The Central Bank of Ghana has indicated its preparedness to connect 23 leading banks in the country to its newly established Financial Industry Security Operating Center next year, aimed at curbing the spate of cyber fraud in the system.

Interacting with the Business and Financial Journalists in Accra, the Governor of the Bank of Ghana, Dr. Ernest Addison noted that the central bank’s decision to roll the banks onto the FISOC platform was as a result of recent rise in the number and value of ATM fraud cases and other types of fraud, as captured in the 2020 banking industry fraud report.

“This is a developing matter, we are investigating it. As you know, the financial services are becoming technology-driven financial services; the risk associated with ATMs will also go up. Fortunately, we are looking very closely at that”, he said.

According to him, with the connection of all banks to the industry hub, the Bank of Ghana will be in the best position to be able to monitor the cyber risk associated with the country’s financial system.

Bank of Ghana’s 2020 Banking Industry Fraud Report

Findings from the Bank of Ghana’s 2020 Banking Industry Fraud Report confirmed that ATM/POS fraud recorded the highest reported loss value of approximately GH¢ 8.20 million in 2020, as compared to an approximate loss value of GH¢ 1.26 million recorded in 2019.

This represents a 548.0 % increase in losses in year-on-year terms, the report noted, adding that most of these losses are as a result of card related fraud.

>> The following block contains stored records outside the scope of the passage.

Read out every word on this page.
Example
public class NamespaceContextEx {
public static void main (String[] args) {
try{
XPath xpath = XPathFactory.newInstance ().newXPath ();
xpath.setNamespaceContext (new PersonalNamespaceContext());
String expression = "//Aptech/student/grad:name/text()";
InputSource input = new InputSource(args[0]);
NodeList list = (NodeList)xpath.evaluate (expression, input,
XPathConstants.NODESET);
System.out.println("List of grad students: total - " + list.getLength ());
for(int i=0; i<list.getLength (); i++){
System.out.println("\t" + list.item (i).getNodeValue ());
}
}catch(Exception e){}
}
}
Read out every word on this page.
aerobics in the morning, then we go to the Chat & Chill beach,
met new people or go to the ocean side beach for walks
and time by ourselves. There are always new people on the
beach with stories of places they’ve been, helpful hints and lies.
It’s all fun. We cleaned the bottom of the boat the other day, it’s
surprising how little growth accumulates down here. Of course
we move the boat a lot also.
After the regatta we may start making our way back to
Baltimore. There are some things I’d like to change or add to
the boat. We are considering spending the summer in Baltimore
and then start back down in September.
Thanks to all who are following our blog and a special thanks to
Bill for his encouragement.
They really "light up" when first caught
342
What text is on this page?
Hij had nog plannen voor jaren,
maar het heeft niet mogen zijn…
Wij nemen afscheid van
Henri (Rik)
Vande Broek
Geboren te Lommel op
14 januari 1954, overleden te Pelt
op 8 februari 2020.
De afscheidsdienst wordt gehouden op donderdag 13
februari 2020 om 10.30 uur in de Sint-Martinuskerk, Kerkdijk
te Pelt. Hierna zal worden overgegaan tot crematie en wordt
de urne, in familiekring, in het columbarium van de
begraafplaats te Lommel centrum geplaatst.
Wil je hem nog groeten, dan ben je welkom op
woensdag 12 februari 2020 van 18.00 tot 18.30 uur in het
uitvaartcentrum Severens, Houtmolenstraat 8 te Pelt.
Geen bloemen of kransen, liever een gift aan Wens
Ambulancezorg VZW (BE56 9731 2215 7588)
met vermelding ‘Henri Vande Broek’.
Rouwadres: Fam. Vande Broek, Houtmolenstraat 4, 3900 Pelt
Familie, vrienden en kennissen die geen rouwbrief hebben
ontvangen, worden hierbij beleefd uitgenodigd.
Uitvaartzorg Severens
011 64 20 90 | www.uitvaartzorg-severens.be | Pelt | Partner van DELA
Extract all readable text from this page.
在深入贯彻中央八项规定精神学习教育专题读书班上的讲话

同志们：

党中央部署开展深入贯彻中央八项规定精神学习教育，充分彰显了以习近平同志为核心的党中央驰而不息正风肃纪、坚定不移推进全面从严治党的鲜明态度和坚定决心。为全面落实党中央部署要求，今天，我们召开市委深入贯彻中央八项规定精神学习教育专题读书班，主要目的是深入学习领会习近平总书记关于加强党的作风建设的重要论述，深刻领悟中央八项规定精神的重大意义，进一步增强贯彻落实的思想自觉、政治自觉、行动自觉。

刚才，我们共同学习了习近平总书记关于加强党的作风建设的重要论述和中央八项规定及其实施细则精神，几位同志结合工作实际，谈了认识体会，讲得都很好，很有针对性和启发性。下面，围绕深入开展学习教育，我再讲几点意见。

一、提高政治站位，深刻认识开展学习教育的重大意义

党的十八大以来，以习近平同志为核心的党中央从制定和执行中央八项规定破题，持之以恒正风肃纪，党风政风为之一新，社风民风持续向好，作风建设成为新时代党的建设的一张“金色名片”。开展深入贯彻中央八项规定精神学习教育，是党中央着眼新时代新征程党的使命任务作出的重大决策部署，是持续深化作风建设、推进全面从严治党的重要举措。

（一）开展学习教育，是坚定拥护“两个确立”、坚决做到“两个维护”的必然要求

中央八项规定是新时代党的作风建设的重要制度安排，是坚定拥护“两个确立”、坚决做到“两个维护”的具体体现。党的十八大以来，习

Although the report acknowledged the surge in the usage of electronic cards following the outbreak of the COVID-19 pandemic in 2020, it also revealed that E-money fraud recorded a significant increase in loss value. “ Loss incurred through E-money fraud increased from approximately GH¢ 0.37 million in 2019 to an estimated GH¢ 1.04 million in 2020, representing a 180.0% percentage increase,” it stated.

Recommendations for the mitigation of Cyber/E-mail fraud

The report called on financial institutions and E-Money Issuers to put in place transaction monitoring systems that can identify unusual spending patterns and potential fraudulent transactions.

It also recommended that the banking industry should put in place measures designed to raise awareness of cyber/e-mail related crime among consumers, noting that information sharing between banks on counter-measures against fraudulent activities should be encouraged to help protect the industry and its customers from fraud.

This, it stressed, could be achieved by the use of a Fraud Intelligence Sharing System (FISS) which offers the benefit of sector-wide intelligence.

“The FISS is a central industry database – an extremely secure, flexible and cost-effective intelligence system designed to support the card and retail banking industries in the fight against fraud. It can be used to identify linkages and patterns in frauds, thereby playing an important role in protecting consumers,” it revealed.